Sejak lahirnya Undang-Undang Nomor 16 Tahun 2019 tentang perubahan atas UU Nomor 1 Tahun 1974, batas usia minimal perkawinan bagi laki-laki dan perempuan sama, yakni 19 tahun.

Artinya, baik calon suami maupun calon istri harus sudah berusia 19 tahun agar pernikahan dapat dicatatkan di KUA tanpa hambatan.

Sebelum aturan ini berlaku, masyarakat terbiasa menikahkan anak di usia 16, 17, atau 18 tahun. Berdasarkan UU lama, batas usia laki-laki memang 19 tahun, tetapi perempuan hanya 16 tahun. Kini, setelah ada perubahan, keduanya wajib berusia minimal 19 tahun.

Jika calon pengantin masih di bawah usia tersebut, maka orang tua harus mengajukan dispensasi ke Pengadilan Agama (atau Mahkamah Syarโ€™iyah di Aceh). Tanpa dispensasi ini, KUA tidak dapat melangsungkan akad nikah, sekalipun keluarga sudah mendesak atau telah menentukan hari.

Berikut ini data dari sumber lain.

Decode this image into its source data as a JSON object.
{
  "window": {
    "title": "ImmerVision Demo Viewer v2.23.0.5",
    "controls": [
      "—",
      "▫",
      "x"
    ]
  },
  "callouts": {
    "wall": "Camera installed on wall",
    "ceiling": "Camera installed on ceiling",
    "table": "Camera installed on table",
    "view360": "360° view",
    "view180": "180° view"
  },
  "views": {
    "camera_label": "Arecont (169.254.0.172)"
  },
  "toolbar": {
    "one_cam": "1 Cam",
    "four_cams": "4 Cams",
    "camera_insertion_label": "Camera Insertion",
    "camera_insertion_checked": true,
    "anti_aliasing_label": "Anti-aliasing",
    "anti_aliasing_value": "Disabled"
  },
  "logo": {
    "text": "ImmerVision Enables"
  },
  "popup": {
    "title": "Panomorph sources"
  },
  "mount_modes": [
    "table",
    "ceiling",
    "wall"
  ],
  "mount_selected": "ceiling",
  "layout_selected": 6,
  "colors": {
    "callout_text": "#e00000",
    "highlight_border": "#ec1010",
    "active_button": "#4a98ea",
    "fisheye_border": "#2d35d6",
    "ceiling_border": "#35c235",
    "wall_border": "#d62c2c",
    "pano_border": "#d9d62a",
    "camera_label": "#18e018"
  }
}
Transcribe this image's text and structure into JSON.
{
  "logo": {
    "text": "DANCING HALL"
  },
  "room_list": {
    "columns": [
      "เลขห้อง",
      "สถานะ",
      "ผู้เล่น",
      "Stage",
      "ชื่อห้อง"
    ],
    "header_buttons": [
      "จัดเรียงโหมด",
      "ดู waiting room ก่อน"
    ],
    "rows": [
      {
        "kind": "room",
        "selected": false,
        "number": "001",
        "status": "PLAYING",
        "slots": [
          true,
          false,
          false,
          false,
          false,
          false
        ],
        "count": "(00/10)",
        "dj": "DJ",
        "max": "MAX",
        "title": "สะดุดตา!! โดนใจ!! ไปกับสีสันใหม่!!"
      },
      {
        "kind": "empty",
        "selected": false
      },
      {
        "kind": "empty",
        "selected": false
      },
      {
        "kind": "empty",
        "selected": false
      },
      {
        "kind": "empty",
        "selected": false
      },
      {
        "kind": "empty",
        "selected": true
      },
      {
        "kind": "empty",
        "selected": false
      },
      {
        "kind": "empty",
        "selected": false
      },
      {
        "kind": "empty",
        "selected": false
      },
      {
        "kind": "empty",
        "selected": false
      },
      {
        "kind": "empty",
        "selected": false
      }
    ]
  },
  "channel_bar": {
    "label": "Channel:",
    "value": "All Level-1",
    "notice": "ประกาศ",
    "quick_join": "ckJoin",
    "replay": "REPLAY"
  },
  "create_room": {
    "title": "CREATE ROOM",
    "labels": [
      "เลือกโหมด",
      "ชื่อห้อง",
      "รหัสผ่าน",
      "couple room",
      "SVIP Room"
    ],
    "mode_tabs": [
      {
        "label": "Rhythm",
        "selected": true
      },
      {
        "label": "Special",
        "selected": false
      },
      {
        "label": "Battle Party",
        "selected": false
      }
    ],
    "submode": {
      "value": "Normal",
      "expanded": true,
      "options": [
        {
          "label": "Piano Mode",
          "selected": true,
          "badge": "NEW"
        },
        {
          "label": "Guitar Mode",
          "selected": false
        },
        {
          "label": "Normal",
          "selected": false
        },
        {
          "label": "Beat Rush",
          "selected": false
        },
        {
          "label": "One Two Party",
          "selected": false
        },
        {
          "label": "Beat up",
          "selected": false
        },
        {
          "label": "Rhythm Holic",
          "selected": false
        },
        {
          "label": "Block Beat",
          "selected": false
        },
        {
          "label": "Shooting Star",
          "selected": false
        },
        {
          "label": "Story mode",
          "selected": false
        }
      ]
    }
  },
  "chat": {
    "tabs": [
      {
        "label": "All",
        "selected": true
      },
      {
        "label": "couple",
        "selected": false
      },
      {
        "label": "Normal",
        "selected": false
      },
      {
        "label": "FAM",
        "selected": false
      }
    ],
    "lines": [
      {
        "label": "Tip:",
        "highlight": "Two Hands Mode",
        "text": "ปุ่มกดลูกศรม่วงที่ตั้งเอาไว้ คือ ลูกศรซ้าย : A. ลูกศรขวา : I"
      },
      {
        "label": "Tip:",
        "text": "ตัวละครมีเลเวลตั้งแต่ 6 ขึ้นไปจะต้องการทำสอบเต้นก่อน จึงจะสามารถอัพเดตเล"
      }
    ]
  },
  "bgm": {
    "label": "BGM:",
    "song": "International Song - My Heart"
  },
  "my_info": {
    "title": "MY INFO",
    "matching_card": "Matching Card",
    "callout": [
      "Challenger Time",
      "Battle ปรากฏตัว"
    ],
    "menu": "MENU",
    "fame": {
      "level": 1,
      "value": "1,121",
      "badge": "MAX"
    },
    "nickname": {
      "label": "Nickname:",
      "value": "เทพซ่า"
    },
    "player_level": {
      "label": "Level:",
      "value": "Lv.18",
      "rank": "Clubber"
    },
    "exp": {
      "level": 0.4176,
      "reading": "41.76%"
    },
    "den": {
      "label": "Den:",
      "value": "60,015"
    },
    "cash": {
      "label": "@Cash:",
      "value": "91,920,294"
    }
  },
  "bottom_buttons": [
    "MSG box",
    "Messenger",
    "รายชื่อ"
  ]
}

Aturan ini bukan untuk menyulitkan, melainkan untuk melindungi generasi muda. Usia yang terlalu dini sering belum matang dari sisi psikologis, mental, maupun kesiapan ekonomi. Pernikahan memang ibadah, tetapi juga tanggung jawab besar yang menuntut kesiapan lahir dan batin.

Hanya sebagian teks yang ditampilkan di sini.